Second, why does Publish come with a pointer to the sender? Is it just for debugging purposes, if something gets weird and the publisher wants to know who’s issuing calls?

Finally, what in the sam hill is the syntax to feed a function to something that’s expecting a delegate? I have the method finished:



bool UEventPublisher::SubscribeEvent(FString hashID, FEventPublisherEvent callbackmethodptr){
	eventStorage.Add(hashID, callbackmethodptr);
	return true;
}

But I can’t for the life of me work out how to use it; eventPublisher->SubscribeEvent(“Attack”, TestFunction); throws an error, and every variation of function pointer and delegate I try seems to get rejected.

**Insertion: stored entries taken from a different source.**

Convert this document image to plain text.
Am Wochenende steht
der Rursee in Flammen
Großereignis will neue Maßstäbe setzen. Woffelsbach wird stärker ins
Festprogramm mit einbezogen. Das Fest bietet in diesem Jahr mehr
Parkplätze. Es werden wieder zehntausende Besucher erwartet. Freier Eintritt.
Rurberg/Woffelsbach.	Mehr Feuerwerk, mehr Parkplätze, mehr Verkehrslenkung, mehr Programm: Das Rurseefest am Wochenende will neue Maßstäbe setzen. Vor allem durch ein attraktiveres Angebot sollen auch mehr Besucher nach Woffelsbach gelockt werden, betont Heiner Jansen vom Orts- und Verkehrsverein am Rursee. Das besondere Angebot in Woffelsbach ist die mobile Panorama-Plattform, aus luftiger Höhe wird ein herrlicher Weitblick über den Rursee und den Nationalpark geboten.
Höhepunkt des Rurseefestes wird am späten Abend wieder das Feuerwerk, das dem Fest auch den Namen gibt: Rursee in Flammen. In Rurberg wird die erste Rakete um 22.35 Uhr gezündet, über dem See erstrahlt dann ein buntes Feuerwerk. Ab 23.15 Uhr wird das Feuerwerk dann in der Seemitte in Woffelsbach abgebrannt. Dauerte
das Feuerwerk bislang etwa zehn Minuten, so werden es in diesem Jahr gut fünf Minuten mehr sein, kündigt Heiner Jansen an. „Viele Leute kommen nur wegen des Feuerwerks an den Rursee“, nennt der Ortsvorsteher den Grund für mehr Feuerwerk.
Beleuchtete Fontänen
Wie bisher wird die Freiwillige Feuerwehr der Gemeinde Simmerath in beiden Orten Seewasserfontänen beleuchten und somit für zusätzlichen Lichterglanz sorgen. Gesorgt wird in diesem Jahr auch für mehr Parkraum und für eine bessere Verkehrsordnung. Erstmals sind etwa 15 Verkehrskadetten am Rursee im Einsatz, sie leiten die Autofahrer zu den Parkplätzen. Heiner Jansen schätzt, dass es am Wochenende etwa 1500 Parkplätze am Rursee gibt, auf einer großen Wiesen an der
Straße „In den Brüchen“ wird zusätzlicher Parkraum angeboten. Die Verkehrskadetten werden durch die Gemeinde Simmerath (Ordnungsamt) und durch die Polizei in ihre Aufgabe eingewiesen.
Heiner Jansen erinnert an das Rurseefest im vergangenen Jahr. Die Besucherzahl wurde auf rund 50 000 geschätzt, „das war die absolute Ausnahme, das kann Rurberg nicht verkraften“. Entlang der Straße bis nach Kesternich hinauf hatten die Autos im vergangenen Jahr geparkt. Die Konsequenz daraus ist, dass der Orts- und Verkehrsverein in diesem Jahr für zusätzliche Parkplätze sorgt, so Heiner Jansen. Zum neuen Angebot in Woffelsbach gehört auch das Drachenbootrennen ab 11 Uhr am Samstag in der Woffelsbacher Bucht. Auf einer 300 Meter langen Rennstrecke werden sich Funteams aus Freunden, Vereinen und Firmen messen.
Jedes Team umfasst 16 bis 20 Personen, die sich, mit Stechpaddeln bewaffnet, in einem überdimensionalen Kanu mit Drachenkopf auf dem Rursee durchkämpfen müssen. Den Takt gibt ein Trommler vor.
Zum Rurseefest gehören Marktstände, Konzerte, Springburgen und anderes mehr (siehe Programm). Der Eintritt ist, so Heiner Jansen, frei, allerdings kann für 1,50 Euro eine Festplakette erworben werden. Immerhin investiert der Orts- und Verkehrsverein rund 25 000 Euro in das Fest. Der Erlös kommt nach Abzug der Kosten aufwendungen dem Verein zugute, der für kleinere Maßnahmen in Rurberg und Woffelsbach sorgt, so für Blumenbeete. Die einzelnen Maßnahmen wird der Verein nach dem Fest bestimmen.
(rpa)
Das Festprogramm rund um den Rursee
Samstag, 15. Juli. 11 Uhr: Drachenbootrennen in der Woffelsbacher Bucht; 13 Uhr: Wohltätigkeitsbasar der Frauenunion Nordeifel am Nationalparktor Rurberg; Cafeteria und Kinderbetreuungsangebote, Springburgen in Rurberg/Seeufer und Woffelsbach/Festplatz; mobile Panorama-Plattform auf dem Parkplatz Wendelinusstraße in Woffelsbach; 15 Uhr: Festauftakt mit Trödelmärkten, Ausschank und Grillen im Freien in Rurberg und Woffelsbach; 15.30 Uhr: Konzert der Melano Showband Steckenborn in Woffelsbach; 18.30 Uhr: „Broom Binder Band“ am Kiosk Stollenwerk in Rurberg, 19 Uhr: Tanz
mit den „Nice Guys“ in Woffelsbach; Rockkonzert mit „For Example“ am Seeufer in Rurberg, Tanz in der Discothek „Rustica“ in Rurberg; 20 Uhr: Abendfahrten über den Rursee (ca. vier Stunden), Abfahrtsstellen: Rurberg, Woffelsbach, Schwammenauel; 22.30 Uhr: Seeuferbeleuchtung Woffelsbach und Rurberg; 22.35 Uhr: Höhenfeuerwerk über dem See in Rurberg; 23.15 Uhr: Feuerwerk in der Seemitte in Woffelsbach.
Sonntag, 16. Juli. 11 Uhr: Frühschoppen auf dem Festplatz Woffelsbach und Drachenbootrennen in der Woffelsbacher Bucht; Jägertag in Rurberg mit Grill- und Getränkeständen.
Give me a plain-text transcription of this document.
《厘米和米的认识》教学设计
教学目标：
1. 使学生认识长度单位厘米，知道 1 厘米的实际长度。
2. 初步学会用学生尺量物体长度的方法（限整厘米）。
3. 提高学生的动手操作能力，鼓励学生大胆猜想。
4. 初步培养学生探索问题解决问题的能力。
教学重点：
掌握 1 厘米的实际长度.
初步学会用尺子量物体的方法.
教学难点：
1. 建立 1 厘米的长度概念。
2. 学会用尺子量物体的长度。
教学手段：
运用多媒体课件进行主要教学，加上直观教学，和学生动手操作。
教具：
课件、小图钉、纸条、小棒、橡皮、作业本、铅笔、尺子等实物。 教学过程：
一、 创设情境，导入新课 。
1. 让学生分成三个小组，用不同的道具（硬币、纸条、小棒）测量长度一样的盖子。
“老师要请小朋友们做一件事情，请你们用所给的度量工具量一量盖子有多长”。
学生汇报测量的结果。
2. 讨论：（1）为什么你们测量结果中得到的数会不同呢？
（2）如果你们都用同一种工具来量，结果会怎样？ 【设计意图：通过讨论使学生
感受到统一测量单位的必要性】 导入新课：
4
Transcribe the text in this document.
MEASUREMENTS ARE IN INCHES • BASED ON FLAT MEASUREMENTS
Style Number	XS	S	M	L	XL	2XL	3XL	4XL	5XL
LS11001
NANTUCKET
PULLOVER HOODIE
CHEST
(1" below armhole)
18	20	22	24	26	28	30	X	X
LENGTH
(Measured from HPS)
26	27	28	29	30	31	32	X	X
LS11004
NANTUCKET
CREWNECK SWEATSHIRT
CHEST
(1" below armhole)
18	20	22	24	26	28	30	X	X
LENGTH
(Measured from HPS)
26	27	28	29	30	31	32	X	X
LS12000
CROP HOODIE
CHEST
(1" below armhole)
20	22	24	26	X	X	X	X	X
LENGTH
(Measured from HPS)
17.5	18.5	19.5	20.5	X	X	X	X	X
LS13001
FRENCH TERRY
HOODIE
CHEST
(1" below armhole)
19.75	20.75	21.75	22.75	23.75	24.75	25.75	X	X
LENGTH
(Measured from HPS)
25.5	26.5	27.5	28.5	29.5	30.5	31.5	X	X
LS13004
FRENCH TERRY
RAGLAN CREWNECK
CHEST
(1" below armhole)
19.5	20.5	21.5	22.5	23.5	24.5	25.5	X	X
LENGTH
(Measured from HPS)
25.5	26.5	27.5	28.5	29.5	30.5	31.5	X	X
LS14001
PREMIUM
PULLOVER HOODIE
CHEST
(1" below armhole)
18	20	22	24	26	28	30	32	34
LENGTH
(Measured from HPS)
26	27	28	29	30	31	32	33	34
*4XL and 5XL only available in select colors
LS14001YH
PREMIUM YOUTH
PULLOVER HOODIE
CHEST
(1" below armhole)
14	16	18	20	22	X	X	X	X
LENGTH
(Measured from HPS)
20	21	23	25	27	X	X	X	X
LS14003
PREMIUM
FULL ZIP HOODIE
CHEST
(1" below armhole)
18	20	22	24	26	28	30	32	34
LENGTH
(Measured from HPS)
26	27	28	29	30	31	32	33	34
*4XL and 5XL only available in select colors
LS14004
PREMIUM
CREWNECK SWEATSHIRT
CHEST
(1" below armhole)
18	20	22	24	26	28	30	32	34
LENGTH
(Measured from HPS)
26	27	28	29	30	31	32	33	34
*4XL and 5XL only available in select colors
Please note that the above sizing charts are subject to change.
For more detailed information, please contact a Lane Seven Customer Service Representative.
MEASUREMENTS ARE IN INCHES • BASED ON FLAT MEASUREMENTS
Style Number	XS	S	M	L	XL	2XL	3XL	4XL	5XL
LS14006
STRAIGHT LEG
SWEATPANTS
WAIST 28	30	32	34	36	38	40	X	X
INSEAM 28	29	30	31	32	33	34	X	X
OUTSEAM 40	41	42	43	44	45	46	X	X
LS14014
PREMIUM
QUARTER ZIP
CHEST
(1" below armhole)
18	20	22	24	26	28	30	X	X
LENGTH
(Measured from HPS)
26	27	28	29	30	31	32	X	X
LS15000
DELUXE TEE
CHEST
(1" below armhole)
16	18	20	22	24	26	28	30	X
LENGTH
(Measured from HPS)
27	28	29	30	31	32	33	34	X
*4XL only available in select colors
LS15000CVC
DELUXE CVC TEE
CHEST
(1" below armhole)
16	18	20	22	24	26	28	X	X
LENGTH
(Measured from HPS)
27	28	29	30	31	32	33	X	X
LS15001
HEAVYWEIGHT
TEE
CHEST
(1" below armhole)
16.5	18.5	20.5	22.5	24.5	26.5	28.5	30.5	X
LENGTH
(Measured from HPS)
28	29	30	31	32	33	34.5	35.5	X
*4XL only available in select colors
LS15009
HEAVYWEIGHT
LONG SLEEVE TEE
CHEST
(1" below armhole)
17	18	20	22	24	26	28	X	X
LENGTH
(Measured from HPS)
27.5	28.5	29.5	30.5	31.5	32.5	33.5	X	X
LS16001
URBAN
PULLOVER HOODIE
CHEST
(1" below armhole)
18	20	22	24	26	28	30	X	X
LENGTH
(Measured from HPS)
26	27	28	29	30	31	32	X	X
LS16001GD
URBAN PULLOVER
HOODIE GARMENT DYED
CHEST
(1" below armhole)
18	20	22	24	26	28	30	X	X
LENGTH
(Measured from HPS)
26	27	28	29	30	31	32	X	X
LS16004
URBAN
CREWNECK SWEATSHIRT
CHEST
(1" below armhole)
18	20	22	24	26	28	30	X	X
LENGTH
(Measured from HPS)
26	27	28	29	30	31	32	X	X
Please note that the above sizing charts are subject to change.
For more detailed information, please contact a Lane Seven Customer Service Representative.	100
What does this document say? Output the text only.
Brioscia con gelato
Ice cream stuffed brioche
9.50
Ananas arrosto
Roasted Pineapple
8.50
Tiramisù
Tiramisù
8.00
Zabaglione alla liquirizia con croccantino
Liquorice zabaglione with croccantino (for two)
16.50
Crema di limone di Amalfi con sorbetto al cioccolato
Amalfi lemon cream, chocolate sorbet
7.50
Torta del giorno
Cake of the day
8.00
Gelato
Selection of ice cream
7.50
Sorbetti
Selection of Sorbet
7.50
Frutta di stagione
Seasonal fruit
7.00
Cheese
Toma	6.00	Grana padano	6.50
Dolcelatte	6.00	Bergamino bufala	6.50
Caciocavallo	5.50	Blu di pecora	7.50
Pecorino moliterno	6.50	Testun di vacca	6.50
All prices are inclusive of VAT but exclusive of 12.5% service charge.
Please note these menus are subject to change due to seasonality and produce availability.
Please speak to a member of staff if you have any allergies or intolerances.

The sender information is just one way of passing details. Its really up to you to consider what you need to be able to send. Typical message information might be something like: Who sent it, a few parameters worth of data, the event type, the intended receiver id. I’ve typically used messagetype, sender id, receiver id, uint32 value, void * dataptr and the like. Pretty much like a normal windows message. Another option is to have a key/value pair data parameter storage class and pass a pointer to an instance of that. But you have to be careful with pointers obviously.

The method pointer thing is a bit complicated syntax wise. Have a look at how Delegates declared with the DECLARE_DYNAMIC_MULTICAST_* syntax are specified and bound. Because that’s essentially what you’re doing. My suggestion was to return the delegate from the Subscribe call and then simply bind the Delegate as normal rather than trying to figure out the syntax for how to pass the method to be bound as a parameter to the function. But you might want to actually read the macro spec for the DECLARE_DYNAMIC_MULTICAST_* type delegate declarations to give you some info if you prefer to actually work it out.

Remember you can’t just bind any old function, it has to match the prototype required for the delegate. So if the delegate takes two parameters, your testfunction must take two parameters for instance.

If I recall, there MIGHT be an implementation of some of this kind of stuff in AIMessage, but it seemed a bit clunky the last time I looked.

Have a read of the Jason Gregory book and maybe have a look at how C# does its delegates and delegate binding to show why I find it kind of horrible to do the same stuff in C++. In my own engine, I used a thing called “FastDelegate” which I got implementation from CodeProject.com I believe. C++ delegates at the time were a complete cludge.

Okay, so I think I’m almost done here- I looked up how to make function pointers, and changed Subscribe to use pointers instead of delegates:

typedef void (UEventPublisher::*FunctionPtrType)(void);
FunctionPtrType myPtr;
myPtr = &MyClass::TestFunc;

bool UEventPublisher::SubscribeEvent(FString hashID, FunctionPtrType callbackmethodptr){ //Subscribe asks the system to inform a specific function in the component when a specific event broadcasts

if (eventStorage[hashID].IsBound()){ //If there is a record of this ID
eventStorage[hashID].Add((this->*(callbackmethodptr))); //This line still produces an error
}

That last line is still bugging out on me, however- if I got the pointer from an external class I can’t use this->*, and it’s still popping an error, “Pointer to a bound function may only be used to call the function”.